There’s been a Poirot-sized hole in the schedules ever since ITV aired the final episode of the Suchet series, but Partners in Crime, a new six-part Agatha Christie adaptation, should fill it very nicely. David Walliams and Call the Midwife’s Jessica Raine star as Tommy and Tuppence, a married couple who turn investigative team when they stumble upon a story of intrigue and adventure on the 15.10 train from Paris to Londres.

Part of the enjoyable comfort of Christie on TV is the period detail and the BBC has pulled this off with much more visual flair than ITV ever managed.
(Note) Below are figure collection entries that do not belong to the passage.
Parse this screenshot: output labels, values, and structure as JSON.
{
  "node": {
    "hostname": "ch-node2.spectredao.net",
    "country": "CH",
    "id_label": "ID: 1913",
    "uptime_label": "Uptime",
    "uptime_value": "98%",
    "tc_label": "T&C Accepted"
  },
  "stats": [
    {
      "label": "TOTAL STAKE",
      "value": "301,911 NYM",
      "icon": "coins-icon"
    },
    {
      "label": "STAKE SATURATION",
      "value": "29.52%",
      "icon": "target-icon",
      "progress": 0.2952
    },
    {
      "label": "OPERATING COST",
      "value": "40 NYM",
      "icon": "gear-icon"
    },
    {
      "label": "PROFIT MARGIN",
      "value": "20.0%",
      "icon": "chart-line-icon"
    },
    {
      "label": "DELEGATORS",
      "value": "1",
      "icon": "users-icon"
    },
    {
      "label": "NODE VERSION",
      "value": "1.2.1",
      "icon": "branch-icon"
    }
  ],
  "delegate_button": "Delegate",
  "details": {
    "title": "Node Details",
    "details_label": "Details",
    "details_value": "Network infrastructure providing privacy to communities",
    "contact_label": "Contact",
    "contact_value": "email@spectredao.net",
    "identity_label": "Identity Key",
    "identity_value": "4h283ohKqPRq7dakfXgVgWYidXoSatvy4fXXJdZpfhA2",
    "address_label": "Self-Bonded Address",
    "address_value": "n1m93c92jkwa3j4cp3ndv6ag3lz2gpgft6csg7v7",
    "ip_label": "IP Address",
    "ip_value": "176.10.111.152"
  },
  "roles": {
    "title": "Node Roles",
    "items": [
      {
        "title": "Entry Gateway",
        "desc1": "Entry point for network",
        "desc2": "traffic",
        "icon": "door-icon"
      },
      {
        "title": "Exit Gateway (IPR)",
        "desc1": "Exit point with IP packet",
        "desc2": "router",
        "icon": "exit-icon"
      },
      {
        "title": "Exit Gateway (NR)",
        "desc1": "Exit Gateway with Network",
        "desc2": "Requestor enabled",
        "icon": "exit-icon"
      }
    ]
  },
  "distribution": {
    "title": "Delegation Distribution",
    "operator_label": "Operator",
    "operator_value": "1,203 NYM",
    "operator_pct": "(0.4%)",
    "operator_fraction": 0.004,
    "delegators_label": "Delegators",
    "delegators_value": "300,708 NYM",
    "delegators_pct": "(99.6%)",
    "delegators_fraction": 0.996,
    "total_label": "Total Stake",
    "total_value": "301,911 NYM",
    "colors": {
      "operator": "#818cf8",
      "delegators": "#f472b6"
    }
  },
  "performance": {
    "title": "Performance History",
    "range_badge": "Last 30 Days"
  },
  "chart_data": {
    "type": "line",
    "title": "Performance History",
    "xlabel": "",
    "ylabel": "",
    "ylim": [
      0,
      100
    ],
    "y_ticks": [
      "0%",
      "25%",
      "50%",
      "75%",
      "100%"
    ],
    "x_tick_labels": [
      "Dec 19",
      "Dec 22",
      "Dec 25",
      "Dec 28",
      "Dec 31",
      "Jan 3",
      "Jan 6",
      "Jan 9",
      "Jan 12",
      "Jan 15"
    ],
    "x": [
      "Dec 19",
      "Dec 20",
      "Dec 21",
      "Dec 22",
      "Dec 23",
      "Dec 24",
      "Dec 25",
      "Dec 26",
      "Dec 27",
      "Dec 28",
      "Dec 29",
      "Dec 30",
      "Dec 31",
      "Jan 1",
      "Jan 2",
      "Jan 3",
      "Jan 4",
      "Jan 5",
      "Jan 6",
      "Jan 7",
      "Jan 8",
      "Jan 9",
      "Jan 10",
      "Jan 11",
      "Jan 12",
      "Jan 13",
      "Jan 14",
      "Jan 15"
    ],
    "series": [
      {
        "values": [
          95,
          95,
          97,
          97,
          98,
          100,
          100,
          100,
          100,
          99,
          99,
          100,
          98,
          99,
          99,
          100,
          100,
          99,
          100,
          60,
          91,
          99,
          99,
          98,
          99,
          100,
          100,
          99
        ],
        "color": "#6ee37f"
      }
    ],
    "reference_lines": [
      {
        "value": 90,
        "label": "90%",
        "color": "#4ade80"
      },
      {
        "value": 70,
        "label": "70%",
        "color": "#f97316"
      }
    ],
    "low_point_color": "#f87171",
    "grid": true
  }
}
Events from the original 1922 novel, The Secret Adversary, have been transposed to 1952, allowing for a nicely Hitchcockian title sequence, in which our two leads are menaced by geometric shapes in various shades of blue. Raine and Walliams are also as well turned out as Cary Grant and Eva Marie Saint, or James Stewart and Kim Novak; it’s only a shame their interactions don’t fizz with the same sexual chemistry.

At least the two leads are individually endearing. Raine plays Tuppence as both meddlesome and mettlesome and there was a nice running gag about the unlikely places she’d picked up her super-spy skill-set (“at boarding school”, in “Girl Guides” and from “Dorothy L Sayers novels”, apparently). Tommy, meanwhile, is nerdishly obsessed with the mating habits of honey bees and dismally fails to live up to the 1950s ideal of the male provider. This much was pointed out by Carter, the uncle in MI5, whose dismissive characterisation of his nephew  as “a slippers and pipe man” spurred Tommy to join in his wife’s adventures.


Carter (The Vicar of Dibley’s James Fleet) heads up a promising cast of support characters that also includes Tommy’s old war buddy-turned-one-handed mad chemistry professor Albert (Matthew Steer) and The Wire’s Clarke Peters lending some transatlantic glamour as the murder victim’s wealthy American uncle.